Minnesota woman raises $4,000 to tip servers at Duluth restaurant
Alyssa and Jon Greene used Instagram to raise funds for the "Venmo Challenge." Over 250 people from around the country donated to tip the staff at Va Bene Caffe.
DULUTH — Alyssa and Jon Greene originally had reservations for dinner at their favorite Duluth restaurant, Va Bene Caffe, scheduled for Saturday evening, Nov. 21. Then came the latest four-week pause order from Gov. Tim Walz, which prompted them to push their plans up to Friday.
With the imminent indoor dining shutdown in mind, Jon asked Alyssa if it might be time to take the "Venmo Challenge."
"Basically, you post your Venmo username on TikTok, Facebook or, in my case, Instagram," Alyssa said. "And people donate small amounts of cash — whatever they chose — and then you use that money to give your server a generous tip."
Alyssa observed several of her friends on Instagram take the challenge when restaurants had just reopened.

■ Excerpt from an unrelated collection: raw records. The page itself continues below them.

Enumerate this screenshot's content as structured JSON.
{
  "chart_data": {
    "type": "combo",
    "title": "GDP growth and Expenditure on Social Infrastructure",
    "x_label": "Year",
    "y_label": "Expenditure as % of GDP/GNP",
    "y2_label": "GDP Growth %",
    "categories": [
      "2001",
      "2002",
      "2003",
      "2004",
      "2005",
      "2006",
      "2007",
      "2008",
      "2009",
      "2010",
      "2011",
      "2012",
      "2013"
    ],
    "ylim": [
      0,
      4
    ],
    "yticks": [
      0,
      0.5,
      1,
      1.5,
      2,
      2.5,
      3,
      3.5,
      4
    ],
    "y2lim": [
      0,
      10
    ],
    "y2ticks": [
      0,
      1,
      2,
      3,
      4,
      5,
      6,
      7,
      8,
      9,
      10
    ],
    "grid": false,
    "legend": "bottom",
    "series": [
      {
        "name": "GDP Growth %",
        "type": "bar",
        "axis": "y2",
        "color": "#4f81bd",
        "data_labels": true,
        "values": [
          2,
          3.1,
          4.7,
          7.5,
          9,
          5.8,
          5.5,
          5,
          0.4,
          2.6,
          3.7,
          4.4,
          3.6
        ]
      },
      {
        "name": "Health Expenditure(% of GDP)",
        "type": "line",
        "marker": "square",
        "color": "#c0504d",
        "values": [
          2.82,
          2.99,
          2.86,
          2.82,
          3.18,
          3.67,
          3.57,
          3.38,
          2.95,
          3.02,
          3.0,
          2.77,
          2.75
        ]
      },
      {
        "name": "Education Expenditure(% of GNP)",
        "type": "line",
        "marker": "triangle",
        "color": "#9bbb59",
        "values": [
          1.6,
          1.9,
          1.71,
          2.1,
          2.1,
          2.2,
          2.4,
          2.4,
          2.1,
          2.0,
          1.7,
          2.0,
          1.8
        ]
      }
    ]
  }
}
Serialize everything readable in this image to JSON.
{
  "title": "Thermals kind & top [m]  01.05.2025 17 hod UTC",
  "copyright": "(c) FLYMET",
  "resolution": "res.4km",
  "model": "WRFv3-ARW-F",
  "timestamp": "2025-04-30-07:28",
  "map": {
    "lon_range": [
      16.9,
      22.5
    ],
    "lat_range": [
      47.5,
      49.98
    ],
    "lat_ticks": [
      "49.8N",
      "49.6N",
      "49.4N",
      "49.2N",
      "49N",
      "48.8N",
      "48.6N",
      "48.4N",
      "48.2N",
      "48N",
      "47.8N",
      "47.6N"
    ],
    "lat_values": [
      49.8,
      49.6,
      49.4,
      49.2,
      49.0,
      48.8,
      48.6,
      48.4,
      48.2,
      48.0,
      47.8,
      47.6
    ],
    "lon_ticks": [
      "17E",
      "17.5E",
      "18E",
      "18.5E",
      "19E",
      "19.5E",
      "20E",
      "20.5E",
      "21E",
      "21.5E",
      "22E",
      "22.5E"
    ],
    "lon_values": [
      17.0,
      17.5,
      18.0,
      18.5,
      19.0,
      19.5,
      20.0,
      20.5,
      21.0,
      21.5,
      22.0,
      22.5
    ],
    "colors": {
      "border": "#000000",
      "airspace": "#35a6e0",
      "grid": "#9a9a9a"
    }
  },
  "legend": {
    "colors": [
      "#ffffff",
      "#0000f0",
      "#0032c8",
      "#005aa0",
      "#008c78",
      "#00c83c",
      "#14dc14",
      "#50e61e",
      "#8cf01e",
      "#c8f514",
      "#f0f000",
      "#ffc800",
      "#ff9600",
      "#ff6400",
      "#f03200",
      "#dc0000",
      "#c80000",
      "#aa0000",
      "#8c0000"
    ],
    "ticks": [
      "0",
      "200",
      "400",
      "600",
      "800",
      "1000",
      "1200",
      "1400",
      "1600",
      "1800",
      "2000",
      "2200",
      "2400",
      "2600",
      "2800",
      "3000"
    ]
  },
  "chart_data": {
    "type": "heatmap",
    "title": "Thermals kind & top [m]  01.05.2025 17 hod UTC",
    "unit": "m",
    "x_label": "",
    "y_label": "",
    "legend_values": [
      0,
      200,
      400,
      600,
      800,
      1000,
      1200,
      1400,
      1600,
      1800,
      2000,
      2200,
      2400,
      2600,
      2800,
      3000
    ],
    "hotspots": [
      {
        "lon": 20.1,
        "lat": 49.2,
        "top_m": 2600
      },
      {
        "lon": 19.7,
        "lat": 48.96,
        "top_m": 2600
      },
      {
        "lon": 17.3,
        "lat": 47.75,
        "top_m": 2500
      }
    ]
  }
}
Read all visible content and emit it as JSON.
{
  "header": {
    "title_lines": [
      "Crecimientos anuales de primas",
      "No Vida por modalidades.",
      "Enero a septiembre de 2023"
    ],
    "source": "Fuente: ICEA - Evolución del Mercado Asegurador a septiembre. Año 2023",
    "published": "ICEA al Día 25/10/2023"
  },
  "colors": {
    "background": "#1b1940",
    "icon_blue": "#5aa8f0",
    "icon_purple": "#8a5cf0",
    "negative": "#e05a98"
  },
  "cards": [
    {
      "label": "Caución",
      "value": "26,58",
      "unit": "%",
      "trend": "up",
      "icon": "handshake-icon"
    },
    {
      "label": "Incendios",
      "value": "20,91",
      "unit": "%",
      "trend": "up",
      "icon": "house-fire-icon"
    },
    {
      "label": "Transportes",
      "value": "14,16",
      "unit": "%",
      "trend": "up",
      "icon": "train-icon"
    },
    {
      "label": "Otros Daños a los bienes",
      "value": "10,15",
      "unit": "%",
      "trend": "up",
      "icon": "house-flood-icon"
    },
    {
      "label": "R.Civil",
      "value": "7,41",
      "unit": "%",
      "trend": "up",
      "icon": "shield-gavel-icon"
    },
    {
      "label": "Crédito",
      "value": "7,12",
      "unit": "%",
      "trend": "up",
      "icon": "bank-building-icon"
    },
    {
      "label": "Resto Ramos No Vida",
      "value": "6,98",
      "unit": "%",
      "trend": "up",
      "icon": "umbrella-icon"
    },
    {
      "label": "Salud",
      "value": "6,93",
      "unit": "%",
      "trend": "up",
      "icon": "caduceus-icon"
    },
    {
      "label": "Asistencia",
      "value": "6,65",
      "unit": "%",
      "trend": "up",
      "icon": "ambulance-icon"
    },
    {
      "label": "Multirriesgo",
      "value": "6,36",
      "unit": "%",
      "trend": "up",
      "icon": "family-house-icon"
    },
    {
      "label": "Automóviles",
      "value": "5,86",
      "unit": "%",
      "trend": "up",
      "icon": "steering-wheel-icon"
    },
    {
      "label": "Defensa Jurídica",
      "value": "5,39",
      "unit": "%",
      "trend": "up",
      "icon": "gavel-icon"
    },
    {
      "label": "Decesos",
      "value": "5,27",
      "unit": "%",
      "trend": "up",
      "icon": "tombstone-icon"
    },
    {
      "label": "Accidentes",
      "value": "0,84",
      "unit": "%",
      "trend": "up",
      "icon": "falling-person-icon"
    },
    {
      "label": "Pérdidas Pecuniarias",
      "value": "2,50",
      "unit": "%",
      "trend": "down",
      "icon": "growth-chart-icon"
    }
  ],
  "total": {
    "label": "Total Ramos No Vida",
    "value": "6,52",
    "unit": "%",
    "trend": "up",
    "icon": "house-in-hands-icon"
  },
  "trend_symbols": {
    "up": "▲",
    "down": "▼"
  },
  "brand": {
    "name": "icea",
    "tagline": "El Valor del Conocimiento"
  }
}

"So it felt like a great time, when everything's about to shut down again, to do it ourselves," Alyssa said.
Alyssa turned to her 146,000 followers on Instagram and posted the Venmo account at 8:30 a.m. Friday, Nov. 20.
The couple expected to get a couple hundred dollars. They got $3,800.
"In an hour, we'd raised around $1,000 from people all over the country," Alyssa said. "There were all these people who wanted to be part of something good. That was incredibly encouraging to see."
More than 250 people donated anywhere from $1 to $50 each. The Greenes decided to add in $200 of their own money to make it an even $4,000.
Before heading to the restaurant, Alyssa withdrew the money in cash from US Bank.
"It was really nerve-wracking. I was nervous that I'd hit my withdrawal limit and not be able to get it all. But it all worked out and we headed to the restaurant," she said.
After dinner, Alyssa turned to their server and counted out $1,500 in cash as a tip, as can be viewed in her Instagram video.
"It felt amazing. I think the coolest thing was that the server couldn’t believe how that many strangers had banded together and wanted to give a little bit of help," Alyssa said. "He said this is rent money.
"That’s mind-blowing — how much money it actually was," she said.
Va Bene co-owner Luke Schmitz, the manager on duty at the time, said it felt unreal when the server told him what had happened.
"He walked past me and said, 'I can’t even believe what just happened,' and he walked past me abruptly. And I was like, 'What do you mean? Did something happen, do you need me to go do anything?" Schmitz said. "He said he'd got a huge tip, I asked, 'How much?' and he held out all these hundreds. I was like, 'Is this real?'"
In between taking to-go orders, Schmitz walked over and visited with the couple. After tipping the other server on duty Friday, the couple gave Schmitz the remaining $1,700 and told him to split it as he saw fit.
"So we were able to spread it evenly around to the rest of our staff, as a nice Christmas bonus," Schmitz said. "It's incredibly nice at this time when some of them won't be able to work. It'll be nice for them to have some cash that they weren't expecting to have."
Schmitz said they'd received some generous tips at Va Bene in the past. Sometimes a patron will match the check amount with the tip or leave a $100 bill and tell the server to split it with those working.
"But never like this. The whole idea is amazing," Schmitz said. "It's something you only ever hear about happening in other places or online. It's never something you think will happen inside your building."
Schmitz said he hopes the story of the tip will inspire others to keep tips in mind when ordering food during the shutdown.
"We're going through a rough time, with these financial burdens coming during the winter when it's already a slower time," Schmitz said. "The community has been wonderful and we hope it continues through this time."